ALC. In truth, Amphitryon, you must be jesting, to talk thus; I should be afraid anyone who heard you would think you were not sane.
JUP . There is more reason in this discourse, Alcmene, than you think. But a longer stay here would render me guilty, and time presses for my return to port. Adieu. The stern call of duty tears me away from you for a time; but, lovely Alcmene, I beseech you at least to think of the lover when you see the husband.
ALC. I do not separate what the Gods unite: both husband and lover are very precious to me.
CLE. O Heaven! How delightful are the caresses of an ardently cherished husband! How far my poor husband is from all this tenderness!
MERC. I must tell Night she has but to furl all her sails; the Sun may now arise from his bed and put out the stars.
CLEAN THIS, MERCURY (Mercury turns to go away)
CLE. So? Is it thus you quit me?
MERC. What would you have? Do you wish me not to do my duty, and follow in Amphitryon's footsteps?
CLE. To separate from me so rudely as this, you villain!
MERC. It is a fine subject to make a fuss about! We have still plenty of time to live together!
CLE. But to go in such a churlish manner, without saying a single kind word to cheer me!
MERC. Where the deuce shall I dig up silly compliments? Fifteen years of married life exhaust nonsense; we said all we had to say to each other a long time ago.

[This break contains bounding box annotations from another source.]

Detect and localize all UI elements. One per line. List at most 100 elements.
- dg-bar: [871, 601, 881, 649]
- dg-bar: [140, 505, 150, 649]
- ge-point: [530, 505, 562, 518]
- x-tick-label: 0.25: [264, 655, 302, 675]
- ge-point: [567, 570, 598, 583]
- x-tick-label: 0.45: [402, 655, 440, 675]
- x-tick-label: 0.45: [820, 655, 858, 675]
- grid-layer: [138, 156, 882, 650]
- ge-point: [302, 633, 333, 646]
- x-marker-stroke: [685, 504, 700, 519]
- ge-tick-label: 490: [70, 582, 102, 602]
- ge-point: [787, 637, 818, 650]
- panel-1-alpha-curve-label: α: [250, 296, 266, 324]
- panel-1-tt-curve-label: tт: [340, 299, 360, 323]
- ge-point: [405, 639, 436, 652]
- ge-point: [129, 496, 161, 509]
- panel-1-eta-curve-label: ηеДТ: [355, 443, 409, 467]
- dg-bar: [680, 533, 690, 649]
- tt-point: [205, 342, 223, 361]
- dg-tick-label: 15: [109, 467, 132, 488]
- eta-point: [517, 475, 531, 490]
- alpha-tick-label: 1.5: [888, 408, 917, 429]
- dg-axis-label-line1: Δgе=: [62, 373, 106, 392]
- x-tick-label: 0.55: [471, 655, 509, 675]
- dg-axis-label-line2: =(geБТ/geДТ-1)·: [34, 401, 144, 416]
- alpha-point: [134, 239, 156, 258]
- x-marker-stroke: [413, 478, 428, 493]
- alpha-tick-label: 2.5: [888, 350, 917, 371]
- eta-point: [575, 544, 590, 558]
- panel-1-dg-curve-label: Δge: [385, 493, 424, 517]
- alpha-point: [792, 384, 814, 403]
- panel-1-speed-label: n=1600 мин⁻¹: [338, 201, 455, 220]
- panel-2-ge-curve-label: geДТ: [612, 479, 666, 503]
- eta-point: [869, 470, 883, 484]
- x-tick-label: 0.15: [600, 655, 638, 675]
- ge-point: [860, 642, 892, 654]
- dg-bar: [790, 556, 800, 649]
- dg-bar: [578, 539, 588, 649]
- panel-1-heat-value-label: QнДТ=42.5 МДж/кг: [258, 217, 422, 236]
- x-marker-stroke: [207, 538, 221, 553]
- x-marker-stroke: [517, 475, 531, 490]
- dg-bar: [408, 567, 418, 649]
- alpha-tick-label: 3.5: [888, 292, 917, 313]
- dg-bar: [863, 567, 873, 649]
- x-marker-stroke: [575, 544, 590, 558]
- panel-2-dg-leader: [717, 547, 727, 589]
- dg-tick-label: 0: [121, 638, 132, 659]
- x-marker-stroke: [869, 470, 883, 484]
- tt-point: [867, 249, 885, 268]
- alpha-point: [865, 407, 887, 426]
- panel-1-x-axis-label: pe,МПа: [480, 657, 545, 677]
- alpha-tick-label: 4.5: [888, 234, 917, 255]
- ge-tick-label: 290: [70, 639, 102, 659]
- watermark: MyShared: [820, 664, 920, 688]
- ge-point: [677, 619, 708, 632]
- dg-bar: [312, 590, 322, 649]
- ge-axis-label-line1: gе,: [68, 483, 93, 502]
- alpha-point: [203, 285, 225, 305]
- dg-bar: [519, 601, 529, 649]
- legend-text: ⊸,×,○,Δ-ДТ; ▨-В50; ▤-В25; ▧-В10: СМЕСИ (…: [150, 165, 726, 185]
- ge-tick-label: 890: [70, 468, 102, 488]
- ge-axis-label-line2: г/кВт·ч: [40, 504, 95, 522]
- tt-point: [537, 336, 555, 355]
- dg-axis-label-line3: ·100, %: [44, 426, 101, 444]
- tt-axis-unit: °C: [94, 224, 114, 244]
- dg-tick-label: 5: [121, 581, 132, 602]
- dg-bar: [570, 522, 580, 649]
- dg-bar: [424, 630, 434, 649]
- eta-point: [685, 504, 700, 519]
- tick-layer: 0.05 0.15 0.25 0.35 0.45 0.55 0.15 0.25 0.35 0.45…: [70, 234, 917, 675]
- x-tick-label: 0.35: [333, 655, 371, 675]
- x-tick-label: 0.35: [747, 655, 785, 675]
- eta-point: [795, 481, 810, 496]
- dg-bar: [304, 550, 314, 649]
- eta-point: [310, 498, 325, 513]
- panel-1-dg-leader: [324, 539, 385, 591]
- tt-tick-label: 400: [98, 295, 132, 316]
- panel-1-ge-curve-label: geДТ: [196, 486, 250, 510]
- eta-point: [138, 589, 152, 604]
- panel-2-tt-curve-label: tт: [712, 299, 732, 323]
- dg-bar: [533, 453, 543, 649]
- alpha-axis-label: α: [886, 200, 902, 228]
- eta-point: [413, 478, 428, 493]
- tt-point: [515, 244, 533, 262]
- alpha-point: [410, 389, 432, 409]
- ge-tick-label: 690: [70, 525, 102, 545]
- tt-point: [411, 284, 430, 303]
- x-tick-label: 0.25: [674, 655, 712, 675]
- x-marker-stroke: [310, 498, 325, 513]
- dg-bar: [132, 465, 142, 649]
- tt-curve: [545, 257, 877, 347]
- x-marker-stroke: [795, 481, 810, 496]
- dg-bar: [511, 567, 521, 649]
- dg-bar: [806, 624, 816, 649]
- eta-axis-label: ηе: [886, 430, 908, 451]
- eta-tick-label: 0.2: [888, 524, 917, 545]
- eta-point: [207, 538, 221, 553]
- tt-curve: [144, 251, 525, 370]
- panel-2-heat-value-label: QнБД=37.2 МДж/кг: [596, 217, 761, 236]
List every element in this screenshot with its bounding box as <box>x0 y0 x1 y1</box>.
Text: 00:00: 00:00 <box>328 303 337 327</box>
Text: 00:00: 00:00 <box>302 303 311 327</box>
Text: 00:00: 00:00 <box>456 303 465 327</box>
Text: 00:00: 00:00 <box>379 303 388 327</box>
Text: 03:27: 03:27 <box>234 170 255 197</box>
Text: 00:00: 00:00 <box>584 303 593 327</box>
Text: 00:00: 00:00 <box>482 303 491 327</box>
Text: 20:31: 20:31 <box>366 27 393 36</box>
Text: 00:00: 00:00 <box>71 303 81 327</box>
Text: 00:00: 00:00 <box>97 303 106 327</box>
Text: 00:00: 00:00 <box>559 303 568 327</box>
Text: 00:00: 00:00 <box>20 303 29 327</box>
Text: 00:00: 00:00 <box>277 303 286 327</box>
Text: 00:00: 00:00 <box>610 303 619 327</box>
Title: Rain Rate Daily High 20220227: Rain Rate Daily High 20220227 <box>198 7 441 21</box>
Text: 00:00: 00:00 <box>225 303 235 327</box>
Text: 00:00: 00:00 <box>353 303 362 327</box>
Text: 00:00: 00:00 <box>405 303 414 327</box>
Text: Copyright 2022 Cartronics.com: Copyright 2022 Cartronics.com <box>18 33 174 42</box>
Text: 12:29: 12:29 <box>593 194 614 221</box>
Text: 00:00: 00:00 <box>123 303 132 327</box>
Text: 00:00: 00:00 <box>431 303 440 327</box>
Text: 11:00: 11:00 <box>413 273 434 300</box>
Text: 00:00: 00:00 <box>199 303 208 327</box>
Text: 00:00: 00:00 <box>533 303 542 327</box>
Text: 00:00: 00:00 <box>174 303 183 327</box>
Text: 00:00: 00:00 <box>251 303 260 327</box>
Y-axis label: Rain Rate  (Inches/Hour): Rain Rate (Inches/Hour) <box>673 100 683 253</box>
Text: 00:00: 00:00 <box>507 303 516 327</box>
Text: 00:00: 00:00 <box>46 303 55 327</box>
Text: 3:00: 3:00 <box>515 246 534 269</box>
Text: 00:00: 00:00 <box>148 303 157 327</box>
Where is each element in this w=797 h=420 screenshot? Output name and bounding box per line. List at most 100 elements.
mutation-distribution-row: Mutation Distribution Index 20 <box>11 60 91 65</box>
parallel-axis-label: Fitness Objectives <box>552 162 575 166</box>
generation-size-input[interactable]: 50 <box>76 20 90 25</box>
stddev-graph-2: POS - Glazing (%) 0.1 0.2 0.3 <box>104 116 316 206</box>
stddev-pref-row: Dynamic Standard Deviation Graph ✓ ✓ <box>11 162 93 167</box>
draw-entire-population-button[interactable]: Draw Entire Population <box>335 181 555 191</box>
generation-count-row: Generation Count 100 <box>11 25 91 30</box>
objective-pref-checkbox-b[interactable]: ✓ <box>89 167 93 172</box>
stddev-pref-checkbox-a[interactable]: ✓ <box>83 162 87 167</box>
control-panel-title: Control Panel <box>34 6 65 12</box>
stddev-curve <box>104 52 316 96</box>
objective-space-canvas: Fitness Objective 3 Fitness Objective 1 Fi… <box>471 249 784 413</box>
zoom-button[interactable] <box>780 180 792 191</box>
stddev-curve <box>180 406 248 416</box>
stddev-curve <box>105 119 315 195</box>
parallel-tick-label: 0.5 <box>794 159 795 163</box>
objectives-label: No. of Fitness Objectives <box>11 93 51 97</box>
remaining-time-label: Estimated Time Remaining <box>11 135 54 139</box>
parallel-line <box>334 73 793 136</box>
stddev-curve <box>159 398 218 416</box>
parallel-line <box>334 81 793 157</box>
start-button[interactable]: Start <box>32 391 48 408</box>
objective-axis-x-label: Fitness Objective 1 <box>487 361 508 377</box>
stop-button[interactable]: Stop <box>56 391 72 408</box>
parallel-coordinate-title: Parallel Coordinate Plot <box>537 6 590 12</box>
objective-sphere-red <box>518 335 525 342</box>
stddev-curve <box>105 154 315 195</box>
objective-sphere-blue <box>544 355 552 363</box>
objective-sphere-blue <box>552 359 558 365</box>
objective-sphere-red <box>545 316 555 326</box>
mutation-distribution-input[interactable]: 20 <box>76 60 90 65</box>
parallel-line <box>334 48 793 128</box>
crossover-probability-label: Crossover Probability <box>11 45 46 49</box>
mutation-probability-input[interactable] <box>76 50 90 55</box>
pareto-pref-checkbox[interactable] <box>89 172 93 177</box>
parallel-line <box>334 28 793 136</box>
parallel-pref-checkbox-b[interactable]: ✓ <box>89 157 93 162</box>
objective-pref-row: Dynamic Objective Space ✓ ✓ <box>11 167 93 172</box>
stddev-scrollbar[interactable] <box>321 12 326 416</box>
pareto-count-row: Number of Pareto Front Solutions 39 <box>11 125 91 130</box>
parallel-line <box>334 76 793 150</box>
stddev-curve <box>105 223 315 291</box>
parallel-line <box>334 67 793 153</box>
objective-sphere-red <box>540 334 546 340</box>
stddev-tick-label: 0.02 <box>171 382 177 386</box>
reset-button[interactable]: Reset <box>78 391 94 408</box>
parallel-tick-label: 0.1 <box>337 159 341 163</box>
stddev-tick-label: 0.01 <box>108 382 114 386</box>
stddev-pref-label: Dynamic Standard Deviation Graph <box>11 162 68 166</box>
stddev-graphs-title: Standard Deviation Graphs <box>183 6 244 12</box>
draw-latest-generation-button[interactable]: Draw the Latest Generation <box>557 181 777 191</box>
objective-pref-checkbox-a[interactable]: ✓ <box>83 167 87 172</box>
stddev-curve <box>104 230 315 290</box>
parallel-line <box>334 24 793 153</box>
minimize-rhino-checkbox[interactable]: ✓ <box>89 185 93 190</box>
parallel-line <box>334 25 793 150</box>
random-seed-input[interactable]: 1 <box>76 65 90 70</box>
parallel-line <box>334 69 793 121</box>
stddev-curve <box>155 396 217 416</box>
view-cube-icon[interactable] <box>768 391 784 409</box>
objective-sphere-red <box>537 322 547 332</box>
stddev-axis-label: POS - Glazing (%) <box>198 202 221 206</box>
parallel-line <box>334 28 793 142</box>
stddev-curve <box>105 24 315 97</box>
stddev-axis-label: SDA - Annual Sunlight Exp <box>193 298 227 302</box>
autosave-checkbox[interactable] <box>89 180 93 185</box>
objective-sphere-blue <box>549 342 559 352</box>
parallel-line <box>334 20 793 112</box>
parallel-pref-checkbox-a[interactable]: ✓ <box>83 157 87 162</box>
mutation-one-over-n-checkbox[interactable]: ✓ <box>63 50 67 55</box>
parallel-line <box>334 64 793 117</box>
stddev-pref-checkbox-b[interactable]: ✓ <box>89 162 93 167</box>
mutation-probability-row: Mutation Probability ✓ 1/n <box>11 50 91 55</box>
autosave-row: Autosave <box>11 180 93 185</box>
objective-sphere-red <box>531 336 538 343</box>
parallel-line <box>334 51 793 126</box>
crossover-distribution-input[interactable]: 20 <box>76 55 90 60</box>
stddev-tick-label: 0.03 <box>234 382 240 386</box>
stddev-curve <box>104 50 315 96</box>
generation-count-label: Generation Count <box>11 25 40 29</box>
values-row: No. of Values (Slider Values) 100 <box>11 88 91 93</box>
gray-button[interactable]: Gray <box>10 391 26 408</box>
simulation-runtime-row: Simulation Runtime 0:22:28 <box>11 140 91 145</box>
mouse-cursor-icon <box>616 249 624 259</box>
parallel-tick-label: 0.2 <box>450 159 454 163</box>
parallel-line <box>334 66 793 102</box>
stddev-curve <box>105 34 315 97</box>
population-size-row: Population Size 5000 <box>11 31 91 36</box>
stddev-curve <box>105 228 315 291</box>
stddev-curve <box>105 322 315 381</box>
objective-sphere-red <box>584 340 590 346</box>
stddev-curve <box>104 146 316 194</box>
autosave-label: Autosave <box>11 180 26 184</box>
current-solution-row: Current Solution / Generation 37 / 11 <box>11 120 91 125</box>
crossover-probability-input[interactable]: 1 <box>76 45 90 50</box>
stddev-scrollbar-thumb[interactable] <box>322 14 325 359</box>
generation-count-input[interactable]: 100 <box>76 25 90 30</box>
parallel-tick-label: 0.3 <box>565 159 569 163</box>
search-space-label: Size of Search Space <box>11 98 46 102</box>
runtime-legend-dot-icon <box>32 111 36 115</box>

CLE . Look at Amphitryon, you rascal; see how his ardour burns for Alcmene; and then blush for the little passion that you show your wife.
MERC. But, gracious me! Cleanthis, they are still lovers. There comes a certain age when all this passes away; what suits them well in these early days would look ridiculous in us, old married people. It would be it fine sight to see us embracing each other, and saying sweet nothings!
CLE. Oh! You perfidious wretch, must I give up hope that a heart sighs for me?
MERC. No, I should be sorry to say that; but I have too long a beard to dare to sigh; I should make you die of laughter.
CLE. You brute, do you deserve the good fortune of having a virtuous woman for your wife?
MERC. Good Heavens! You are but too virtuous; this fine virtue is not worth anything to me. Do not be quite so honest a woman, and don't bother me so much.
CLE. What? Do you blame me for being too honest?
MERC. A woman's gentleness is what charms me most: your virtue makes a clatter that never ceases to deafen me.
CLE. You care for hearts full of false tenderness, for those women with the laudable and fine talent of knowing how to smother their husbands with caresses in order to make them oblivious of the existence of lovers.
MERC. Well! Shall I tell you what I think? An imaginary evil concerns fools only; my device should be: 'Less honour and more peace.'
CLE. Would you, without any repugnance, suffer me openly to love a gallant?
MERC . Yes, if I were no longer worried by your tongue, and if it changed your temper and your goings-on. I prefer a convenient vice, to a fatiguing virtue. Adieu, Cleanthis, my dear soul; I must follow Amphitryon. (He goes away.)
CLE Why has not my heart sufficient resolution to punish this infamous scoundrel? Ah, how it maddens me, now, that I am an honest woman!